Urufu, I drilled the shaft by hand to the depth of the staging nail stub. I drilled with an ordinary hand drill, after dimpling the center of the blank, and drilling small amounts carefully. I stopped often and rotated the blank I was holding -- you can feel if you're off center that way, or angled. I apply pressure to correct whichever side needs it.
Each stub was a slightly different length because I weighed the fletched arrow first, and then sawed off the nail to bring the total to 24 grams. I used Duco cement, instead of the polyurethane (like Gorilla Glue) that the bamboo arrow stickie build-along recommended, because bamboo is hollow, and the poly foams up to fill big spaces like that. I didn't think POC needed it, and I've had experiences where that poly type glue expansion can actually force pieces apart.
I drilled very slightly undersize hole -- just so I could push the nail shaft in by twisting.

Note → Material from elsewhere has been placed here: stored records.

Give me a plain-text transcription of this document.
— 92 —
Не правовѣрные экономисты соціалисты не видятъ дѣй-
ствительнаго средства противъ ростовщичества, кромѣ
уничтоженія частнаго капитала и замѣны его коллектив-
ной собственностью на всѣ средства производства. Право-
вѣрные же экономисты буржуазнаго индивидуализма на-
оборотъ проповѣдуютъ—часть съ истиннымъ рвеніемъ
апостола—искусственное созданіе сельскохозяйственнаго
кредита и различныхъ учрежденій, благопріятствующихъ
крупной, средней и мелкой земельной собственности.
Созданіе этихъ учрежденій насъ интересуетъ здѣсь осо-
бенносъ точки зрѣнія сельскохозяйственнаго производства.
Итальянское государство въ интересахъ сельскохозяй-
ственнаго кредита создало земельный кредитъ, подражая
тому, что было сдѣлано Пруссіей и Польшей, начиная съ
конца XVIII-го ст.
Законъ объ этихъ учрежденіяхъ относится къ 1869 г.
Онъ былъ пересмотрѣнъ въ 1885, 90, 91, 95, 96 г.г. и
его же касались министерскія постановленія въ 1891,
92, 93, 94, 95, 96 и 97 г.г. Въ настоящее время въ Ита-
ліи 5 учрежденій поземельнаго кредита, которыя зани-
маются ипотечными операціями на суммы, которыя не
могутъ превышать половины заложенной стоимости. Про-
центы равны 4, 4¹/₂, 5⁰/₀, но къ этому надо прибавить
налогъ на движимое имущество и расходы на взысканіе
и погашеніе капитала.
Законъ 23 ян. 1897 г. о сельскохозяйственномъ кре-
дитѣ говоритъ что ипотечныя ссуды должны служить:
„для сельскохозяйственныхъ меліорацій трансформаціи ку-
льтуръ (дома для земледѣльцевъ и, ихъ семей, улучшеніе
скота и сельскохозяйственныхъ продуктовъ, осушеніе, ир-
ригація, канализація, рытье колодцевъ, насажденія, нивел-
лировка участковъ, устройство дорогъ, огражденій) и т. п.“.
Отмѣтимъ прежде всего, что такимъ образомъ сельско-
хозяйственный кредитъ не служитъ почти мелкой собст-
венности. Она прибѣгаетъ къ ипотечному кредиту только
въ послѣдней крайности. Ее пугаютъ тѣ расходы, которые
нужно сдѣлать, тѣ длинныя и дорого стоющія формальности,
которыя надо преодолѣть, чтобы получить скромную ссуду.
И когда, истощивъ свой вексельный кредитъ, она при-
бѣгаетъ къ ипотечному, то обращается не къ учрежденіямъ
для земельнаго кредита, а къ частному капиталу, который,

I pre-saturated the hole with glue, waited a bit then added more and twisted the nail in slowly, backing it out if there was pressure or air bubbles and then twisting in again. You don't want to hammer a peg with a close fit that is glued like that or you can actually split the surrounding wood with hydraulic pressure.
I rotated the arrow to see if the point appeared to be off center, and twisted the nail until it looked centered with that test -- most nails aren't exactly centered on the head, likewise n end drilled hole, but you can center them closely by rotating in relation to each other. Then I wrapped the ends with artificial sinew and more glue to prevent splitting. I kept a good heavy tension on the wrap, and finished with a half hitch. Then let everything dry.